«On a laissé mourir nos vieux», avait-il dénoncé, évoquant la «bérézina» du gouvernement et sa tentation de «l’autoamnistie». Très critique de l’action de l’Etat face à l’épidémie de Covid-19, le député Les Républicains Eric Ciotti sera, sauf surprise, le rapporteur général de la commission d’enquête parlementaire sur la gestion de la crise, installée ce mercredi à l’Assemblée nationale. Ce poste-clef revient de droit au premier parti d’opposition de l’hémicycle, la présidence de la commission ayant été attribuée à la députée LREM Brigitte Bourguignon. Chargé de rédiger les conclusions de la commission, le rapporteur bénéficie de pouvoirs étendus d’enquête, qui l’habilitent à réclamer «tous les renseignements de nature à faciliter» sa mission, et la plupart des documents officiels.
«Nous allons proposer qu'Eric Ciotti soit rapporteur général», a annoncé mercredi matin le président des députés LR, Damien Abad. Ce dernier, qui avait lui-même envisagé d'occuper la fonction, sera finalement l'un des quatre vice-présidents de la commission. «Il est important qu'on ait quelqu'un dans le bureau, en l'occurrence moi» pour participer à l'élaboration de la liste des auditions, a-t-il expliqué, et «éviter les problèmes de l'affaire Benalla». A l'été 2018, celle-ci avait rapidement capoté, majorité et opposition s'opposant sur les personnalités à auditionner dans cette affaire très délicate pour le pouvoir. Le corapporteur LR Guillaume Larrivé en avait claqué la porte, dénonçant une «parodie» d'enquête.
Avec Ciotti, LR désigne un élu familier du fonctionnement des commissions d'enquête, lui qui en avait présidé une l'an passé sur «les dysfonctionnements ayant conduit à l'attaque de la Préfecture de Paris». Le choix récompense aussi l'un de ces élus LR «que l'on a beaucoup entendu pendant la crise, pendant que pas mal d'autres faisaient le dos rond» à droite, selon une source interne.
Calendrier «dense»
Voulue par Les Républicains, cette nouvelle commission d'enquête prend la suite de la simple «mission d'information» installée début avril et qui doit présenter mercredi un «rapport d'étape». Composée d'une trentaine de membres issus de la majorité et des oppositions, la commission d'enquête pourrait commencer ses auditions mi-juin. Ses investigations couvriront un «champ large», selon Abad, touchant aussi bien à la «stratégie de prévention», au système hospitalier ou au «volet économique et budgétaire». Mais les députés LR, a-t-il prévenu, se montreront particulièrement vigilants au sujet des masques, de la situation des Ehpad et des tests de dépistages. Installée pour six mois maximum, la commission devrait se fixer un calendrier «dense» d'auditions, pour en réaliser le plus grand nombre possible avant les vacances d'été.

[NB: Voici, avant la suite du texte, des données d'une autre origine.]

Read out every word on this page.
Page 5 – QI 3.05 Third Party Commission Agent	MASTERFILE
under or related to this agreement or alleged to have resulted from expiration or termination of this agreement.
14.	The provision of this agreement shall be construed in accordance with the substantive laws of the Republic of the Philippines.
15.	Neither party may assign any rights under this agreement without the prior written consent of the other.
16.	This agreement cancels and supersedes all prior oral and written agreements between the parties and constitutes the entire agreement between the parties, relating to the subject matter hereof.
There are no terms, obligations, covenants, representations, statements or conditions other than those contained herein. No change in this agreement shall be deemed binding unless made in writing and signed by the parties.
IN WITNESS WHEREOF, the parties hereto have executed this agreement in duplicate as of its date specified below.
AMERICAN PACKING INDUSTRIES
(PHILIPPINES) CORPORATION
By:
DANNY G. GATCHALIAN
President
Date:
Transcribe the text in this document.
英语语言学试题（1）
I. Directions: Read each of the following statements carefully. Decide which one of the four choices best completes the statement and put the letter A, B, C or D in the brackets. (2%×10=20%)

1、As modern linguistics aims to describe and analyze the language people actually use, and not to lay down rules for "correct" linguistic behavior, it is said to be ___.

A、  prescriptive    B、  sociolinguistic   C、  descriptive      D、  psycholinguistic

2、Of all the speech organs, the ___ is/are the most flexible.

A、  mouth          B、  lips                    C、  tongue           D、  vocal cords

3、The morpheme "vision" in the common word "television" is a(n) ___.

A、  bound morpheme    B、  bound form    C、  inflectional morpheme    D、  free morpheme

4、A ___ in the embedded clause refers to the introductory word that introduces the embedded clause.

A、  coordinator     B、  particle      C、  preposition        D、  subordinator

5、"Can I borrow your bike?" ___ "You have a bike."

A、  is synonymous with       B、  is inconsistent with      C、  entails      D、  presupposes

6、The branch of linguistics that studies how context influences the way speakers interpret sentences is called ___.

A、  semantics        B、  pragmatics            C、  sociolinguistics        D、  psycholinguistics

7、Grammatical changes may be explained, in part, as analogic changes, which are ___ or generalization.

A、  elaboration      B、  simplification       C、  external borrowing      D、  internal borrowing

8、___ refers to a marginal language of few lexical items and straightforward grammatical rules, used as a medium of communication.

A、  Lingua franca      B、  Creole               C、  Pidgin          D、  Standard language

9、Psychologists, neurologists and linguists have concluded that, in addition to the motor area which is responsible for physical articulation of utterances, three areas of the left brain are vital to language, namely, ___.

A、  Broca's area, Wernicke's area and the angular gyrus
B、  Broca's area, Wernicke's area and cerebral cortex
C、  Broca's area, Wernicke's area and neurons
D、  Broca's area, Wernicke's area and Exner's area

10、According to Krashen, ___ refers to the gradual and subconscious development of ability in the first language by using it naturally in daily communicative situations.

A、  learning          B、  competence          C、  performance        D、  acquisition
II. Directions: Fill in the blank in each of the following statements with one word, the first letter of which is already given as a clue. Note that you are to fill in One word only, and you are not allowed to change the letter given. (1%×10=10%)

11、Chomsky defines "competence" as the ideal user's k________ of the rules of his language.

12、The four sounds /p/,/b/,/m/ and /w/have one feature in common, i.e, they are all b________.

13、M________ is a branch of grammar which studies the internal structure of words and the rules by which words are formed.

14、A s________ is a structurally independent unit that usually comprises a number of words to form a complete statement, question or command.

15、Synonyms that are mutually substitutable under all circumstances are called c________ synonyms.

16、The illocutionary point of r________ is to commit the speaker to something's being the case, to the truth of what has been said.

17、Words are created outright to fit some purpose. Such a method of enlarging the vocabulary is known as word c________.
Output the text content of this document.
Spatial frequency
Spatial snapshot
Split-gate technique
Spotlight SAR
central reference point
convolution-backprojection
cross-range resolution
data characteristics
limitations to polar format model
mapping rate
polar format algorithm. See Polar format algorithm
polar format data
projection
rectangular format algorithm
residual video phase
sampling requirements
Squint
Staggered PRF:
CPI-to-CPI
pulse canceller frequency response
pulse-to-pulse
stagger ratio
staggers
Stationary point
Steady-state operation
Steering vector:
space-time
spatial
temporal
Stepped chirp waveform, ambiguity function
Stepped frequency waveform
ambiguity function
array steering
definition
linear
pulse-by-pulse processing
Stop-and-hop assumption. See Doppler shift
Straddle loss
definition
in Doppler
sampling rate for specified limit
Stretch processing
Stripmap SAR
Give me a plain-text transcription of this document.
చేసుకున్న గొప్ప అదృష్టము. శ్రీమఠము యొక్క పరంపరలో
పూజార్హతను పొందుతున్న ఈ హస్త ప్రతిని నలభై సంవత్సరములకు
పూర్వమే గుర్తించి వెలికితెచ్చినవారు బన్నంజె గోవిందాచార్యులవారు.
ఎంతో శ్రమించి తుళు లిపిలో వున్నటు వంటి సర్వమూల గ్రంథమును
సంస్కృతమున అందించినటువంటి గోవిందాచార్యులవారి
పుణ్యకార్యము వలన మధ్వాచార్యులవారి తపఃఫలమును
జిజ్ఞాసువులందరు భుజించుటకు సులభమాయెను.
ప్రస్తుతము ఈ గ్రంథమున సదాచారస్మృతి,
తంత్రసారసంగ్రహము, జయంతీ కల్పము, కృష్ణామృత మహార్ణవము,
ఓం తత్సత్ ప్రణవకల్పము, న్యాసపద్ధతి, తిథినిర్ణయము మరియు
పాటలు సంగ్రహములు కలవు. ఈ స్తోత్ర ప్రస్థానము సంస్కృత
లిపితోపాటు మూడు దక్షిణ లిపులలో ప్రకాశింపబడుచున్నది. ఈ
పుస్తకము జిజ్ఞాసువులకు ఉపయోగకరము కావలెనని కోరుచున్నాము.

A lire aussiLes politiques dans le box du Covid
Davantage que par la mission d'information, l'exécutif pourrait être bousculé par une commission d'enquête voulue par sa principale opposition, et dont le futur rapporteur l'avait accusé de n'avoir «pas dit la vérité» sur les stocks de masques. Ces dernières semaines, Damien Abad s'est bien efforcé de déminer le terrain, assurant ne pas vouloir d'un «tribunal populaire», ni pointer «la responsabilité de tel ou tel ministre».
Caractère
«On veut éviter un Benalla bis, et que l’Assemblée soit à nouveau dans une situation d’échec», a-t-il répété mercredi. Promettant notamment de ne pas faire de l’enquête «une bataille municipale», alors que le Premier ministre, Edouard Philippe, et l’ex-ministre de la Santé Agnès Buzyn, tous deux susceptibles d’être auditionnés, sont en lice au Havre et à Paris respectivement. La seconde le sera à coup sûr, mais quand «les municipales seront passées», a assuré Abad, qui souhaite aussi entendre «l’ensemble des ministres de la Santé» depuis 2011 – une fourchette qui inclurait l’ex-LR Xavier Bertrand. Les autres députés LR sont «tous dans cette volonté» constructive, a poursuivi Abad… mais «chacun avec son caractère». De ce point de vue, le style Ciotti pourrait s’avérer «très différent de celui Damien», concède une source parlementaire. Vis-à-vis de l’exécutif, le président du groupe s’est montré ces dernières semaines plus indulgent que la plupart de ses camarades, soucieux, pour beaucoup, de démontrer l’incurie gouvernementale. A la commission d’enquête de l’Assemblée s’ajoutera, vers la fin du mois, celle du Sénat, a confirmé mercredi son président Gérard Larcher. Celle-ci sera présidée «sans doute par le président de la commission des affaires sociales», le sénateur LR Alain Milon.